Table 6 Results Simulation study 5: false negative rates under the extended univariate moderation model and the full bivariate moderation model when the covariance between T and M is moderated

The results of these simulations are presented in Table 6. In all scenarios, the extended univariate moderation model picks up moderation more often than the full bivariate moderation model. However, these results can, except for the Baseline model, not be interpreted as the extended univariate moderation model having more power than the full bivariate moderation model. Given the results of Simulation study 3, which showed that the extended moderation model picks up the moderation on the cross paths as if it is moderation on the unique paths, we conclude that the power of the extended univariate moderation model is too high, or at least that the location of the moderation that is detected, is uncertain. That is, β a , β c , and β e are biased in the extended univariate moderation model because the moderation on the cross paths (β ac , β cc , and β ec ) is not adequately accommodated by the regression coefficients in the means part of the model.

Discussion

In this paper, we showed that the univariate moderation model proposed by Purcell (2002) produces (highly) inflated false positive rates if the moderator M is correlated between twins, and M and T are correlated as well. We investigated an extension of this model as a solution to this problem, and conclude that the extended univariate moderation model works well, but only if moderation on the covariance between M and T is absent. Moderation of the covariance between M and T is, however, not accommodated adequately in the extended univariate moderation model, and as a result, moderation of the covariance is picked up as moderation on the variance components unique to T. In the absence of moderation of the covariance between M and T, the extended univariate moderation model is actually more powerful than the full bivariate moderation model, but in the presence of moderation of the covariance between M and T, the extended univariate moderation model detects moderation of the variance components unique to T, as such misspecifying the actual location of the moderation.

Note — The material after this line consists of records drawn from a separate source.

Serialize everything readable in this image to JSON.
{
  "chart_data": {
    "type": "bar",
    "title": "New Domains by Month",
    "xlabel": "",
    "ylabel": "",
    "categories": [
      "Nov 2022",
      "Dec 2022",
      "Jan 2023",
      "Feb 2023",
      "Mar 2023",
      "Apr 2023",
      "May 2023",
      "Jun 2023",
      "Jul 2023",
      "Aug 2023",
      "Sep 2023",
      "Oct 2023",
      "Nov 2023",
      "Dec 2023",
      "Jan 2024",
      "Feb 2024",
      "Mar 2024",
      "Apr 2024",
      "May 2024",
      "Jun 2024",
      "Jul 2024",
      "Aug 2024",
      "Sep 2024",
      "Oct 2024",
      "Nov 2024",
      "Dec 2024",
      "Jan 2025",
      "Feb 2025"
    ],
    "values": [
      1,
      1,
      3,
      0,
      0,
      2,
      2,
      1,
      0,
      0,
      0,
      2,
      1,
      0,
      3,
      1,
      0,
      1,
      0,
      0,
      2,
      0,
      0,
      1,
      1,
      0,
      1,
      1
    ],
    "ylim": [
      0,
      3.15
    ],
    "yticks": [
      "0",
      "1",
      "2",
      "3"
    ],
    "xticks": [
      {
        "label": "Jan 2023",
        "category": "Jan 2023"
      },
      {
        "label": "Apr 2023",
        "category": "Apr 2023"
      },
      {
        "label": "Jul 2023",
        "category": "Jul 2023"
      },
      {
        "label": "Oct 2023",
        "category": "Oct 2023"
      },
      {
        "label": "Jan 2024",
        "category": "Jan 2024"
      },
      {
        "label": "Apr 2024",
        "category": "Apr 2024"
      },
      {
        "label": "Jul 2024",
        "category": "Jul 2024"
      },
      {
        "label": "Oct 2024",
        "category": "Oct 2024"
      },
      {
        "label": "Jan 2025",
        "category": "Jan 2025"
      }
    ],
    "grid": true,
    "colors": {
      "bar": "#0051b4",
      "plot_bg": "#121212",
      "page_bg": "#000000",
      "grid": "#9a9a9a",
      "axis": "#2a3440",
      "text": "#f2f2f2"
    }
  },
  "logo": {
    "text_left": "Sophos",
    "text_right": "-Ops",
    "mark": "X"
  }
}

Fortunately, most published papers in which the univariate moderation model was used concern moderation effects of family-level moderators such as SES, parental educational attainment level, or the age of the twins, i.e., variables that are by definition equal in both twins. As we have shown, non-zero semi-partial correlations are not a problem in that case and the false positive rate is rather too low than too high (i.e., the model is slightly conservative). In a few published papers, however, moderators were studied that did show variation between twins (e.g., McCaffery et al. 2008, 2009; Timberlake et al. 2006: moderators under study were educational attainment level of the twins, exercise level of the twins, and the twins’ self-reported religiosity, respectively). Whether the moderation effects reported in these papers are genuine or spurious (i.e., the result of non-zero semi-partial cross-trait cross-twin correlations) depends, as we have shown, on the nature of the correlation between T and M, on the nature of the correlation between M1 and M2, and on the absence or presence of moderation of the covariance between M and T. Re-analysis of these data using the full bivariate moderation model, or the extended univariate moderation model if the presence of moderation of the covariance has been excluded, is advised. Overall, we conclude that researchers should use the full bivariate moderation model to study the presence of moderation on the covariance between M and T. If such moderation can be ruled out, subsequent use of the extended univariate moderation model is recommended as this model is more powerful than the full bivariate moderation model.